Why the three main proposed changes could be good for holiday home owners and the self-catering industry:

1) To raise the eligibility criteria; to qualify for FHL tax breaks owners must let a property for an annual minimum of 15 weeks (raised from 10)

In theory, increasing the annual minimum number of weeks that a property must be let for is a negative move but the reality is that it is only an additional five weeks on a previously low base.
Committed holiday let owners shouldn’t have any difficulty letting their home for 15 weeks of the year, at least ten of these are covered by peak period school holiday weeks.
If your business is already doing well this shouldn’t affect you.
2) Home must be made available for an annual minimum of 30 weeks (raised from 20)

Again another change that looks worse on paper, than it does in practice. This is basic common sense and linked to increasing the number of weeks a property is let. To have a greater chance of selling more weeks, the home needs to be available for more weeks.
For owners to benefit from this change they will have to increase the number of enquiries generated and bookings converted and this means proactively reviewing and in turn stepping up their marketing activity.
3) To restrict the use of loss relief from FHLs. If the proposed changes are made, holiday home trading losses will only be able to be offset against future profits from the same business. Under the existing rules, owners can offset trading losses from a holiday home against any other sources of income.
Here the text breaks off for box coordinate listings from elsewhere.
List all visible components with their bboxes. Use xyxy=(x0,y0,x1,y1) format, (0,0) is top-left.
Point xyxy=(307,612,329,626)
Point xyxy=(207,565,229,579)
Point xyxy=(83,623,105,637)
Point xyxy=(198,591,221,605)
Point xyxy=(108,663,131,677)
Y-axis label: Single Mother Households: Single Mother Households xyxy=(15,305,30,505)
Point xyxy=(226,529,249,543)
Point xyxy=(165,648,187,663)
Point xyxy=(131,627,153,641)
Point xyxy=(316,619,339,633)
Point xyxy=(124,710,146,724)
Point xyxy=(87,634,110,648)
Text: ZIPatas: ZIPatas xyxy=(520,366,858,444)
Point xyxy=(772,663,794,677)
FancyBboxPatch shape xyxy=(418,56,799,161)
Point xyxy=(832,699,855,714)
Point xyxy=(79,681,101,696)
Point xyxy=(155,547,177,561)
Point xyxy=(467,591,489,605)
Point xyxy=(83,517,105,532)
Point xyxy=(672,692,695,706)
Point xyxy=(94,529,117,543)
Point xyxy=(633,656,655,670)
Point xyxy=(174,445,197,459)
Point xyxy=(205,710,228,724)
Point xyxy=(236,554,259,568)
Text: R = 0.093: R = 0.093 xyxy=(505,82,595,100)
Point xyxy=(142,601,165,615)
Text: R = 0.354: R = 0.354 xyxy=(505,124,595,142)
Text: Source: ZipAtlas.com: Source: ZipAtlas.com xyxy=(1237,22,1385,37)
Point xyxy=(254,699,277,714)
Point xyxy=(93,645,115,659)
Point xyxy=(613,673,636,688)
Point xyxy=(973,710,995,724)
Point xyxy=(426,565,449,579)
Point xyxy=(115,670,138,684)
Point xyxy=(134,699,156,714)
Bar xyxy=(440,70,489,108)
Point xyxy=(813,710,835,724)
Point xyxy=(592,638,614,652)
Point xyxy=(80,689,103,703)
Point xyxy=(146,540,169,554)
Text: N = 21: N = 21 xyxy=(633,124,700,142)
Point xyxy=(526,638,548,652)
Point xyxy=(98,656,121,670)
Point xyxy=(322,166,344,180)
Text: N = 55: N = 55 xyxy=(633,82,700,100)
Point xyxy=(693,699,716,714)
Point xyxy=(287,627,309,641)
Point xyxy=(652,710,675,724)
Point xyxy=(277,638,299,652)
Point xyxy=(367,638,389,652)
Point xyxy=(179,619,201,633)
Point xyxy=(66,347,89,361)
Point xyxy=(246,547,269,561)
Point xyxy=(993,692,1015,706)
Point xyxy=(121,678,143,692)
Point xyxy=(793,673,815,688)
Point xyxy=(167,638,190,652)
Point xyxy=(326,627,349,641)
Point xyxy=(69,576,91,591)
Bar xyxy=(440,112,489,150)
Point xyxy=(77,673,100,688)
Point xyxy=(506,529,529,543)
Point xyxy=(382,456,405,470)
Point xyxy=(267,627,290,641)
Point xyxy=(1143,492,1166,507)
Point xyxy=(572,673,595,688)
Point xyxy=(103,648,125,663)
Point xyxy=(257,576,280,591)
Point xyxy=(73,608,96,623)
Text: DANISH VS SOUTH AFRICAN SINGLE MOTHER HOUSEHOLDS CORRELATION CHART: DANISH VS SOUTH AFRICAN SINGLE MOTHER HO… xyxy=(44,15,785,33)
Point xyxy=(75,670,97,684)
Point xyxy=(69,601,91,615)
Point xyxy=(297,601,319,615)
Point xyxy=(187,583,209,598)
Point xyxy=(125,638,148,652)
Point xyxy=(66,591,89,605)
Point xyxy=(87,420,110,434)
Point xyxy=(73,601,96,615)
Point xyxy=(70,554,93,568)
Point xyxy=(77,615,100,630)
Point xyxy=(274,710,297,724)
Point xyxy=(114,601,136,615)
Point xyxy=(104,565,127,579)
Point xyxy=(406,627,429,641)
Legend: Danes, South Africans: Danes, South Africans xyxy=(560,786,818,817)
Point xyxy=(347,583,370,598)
On the one hand it is important to remember that any changes will not come into play until spring 2011, so there is still time for owners to take advantage of the current FHL regime’s loss relief scheme.

On the other hand while one financial aid is being lost another is actually being gained. In theory, increased bookings should result in owners making more money and therefore reducing their chances of running the business at a loss.

Of the FHL consultation Kate Stinchcombe-Gillies, head of communications at Holiday Lettings, says:

"During the course of this debate it has become apparent that many holiday home owners are unsure what to expect from the changes and are fearful for the outcome of the consultation. Rather than continue the culture of scare mongering that has been evident over the last few months we want to reassure owners and make it clear that there are some very positive implications from the likely outcomes of the consultation."

"The extended advertising period gives every holiday home owner an opportunity to review and optimise their marketing strategy, something that any profitable business needs to do regardless of industry. Also, by keeping the Furnished Holiday Letting tax treatments relatively unchanged, but tightening the eligibility criteria, the proposals will continue to protect the professional holiday home landlord while increasing the incentives for part time landlords."

"In the main, these changes are an opportunity. If your business is performing well come 6 April 2011 there is very little to be concerned about and it should be business as usual. As the market leader in the holiday home industry, if the changes were remotely detrimental to our advertisers we would be the first to say so and seek a solution."